I found going to bed one of the hardest things to do. Not because you are going to bed by yourself and adjusting to the difference in sleeping by yourself although that is hard. But I found everything becoming silent when you get ready to go to bed so hard. When you are up, the children are about, the television/radio is on. There is noise, there are other things that try to occupy your head then you turn everything off and it is silent and it is dark there is nothing whatsoever to occupy your thoughts, nothing to distract you other than thinking about what has happened.

I dreaded going to bed, I was on here until the early hours most nights and still am fairly regularly. I ended up going to bed a couple of hours or so later than I did before all of this happened and I was shattered all the time. But I found that going to bed later meant I got to sleep within half an hour or so because I was so tired rather than taking ages to get to sleep. I did still wake up in the night but I tended to get back to sleep again within an hour or so sometimes quite quickly.

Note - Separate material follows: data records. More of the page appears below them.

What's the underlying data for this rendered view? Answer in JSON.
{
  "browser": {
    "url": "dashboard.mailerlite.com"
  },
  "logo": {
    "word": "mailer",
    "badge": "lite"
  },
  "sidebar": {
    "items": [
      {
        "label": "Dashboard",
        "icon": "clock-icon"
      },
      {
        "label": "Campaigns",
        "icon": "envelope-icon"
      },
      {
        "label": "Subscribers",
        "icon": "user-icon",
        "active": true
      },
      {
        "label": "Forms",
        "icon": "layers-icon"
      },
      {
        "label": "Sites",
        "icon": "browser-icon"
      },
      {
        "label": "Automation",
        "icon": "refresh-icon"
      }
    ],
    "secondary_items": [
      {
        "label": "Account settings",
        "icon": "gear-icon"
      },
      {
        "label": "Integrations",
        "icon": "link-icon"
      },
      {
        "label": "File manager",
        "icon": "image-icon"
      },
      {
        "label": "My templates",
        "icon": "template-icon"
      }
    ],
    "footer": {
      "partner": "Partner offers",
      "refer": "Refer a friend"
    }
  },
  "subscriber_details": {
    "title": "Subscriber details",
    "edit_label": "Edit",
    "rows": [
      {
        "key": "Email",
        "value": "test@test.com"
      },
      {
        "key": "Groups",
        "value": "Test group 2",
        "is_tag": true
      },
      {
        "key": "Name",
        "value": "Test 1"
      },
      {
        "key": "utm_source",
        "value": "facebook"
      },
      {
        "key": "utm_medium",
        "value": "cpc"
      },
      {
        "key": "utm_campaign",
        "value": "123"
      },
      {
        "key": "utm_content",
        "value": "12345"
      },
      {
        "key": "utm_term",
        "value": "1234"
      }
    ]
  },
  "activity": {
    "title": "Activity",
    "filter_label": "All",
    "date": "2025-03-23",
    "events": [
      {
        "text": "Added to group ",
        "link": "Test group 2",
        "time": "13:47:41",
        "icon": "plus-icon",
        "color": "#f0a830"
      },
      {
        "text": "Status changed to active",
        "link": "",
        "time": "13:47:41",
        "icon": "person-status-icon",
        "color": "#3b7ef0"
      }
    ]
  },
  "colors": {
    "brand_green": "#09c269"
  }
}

I had been sleeping better until finding out husband was back with the OW but has been better again this week although that might have something to do with being tired from the decorating!

Sorry that was just meant to be a short post saying that I found it helped to go to bed later because being really tired meant I got to sleep quicker. I know being really tired is not a great suggestion but in my case I thought it was preferable to be up doing things than lying in bed crying my eyes out.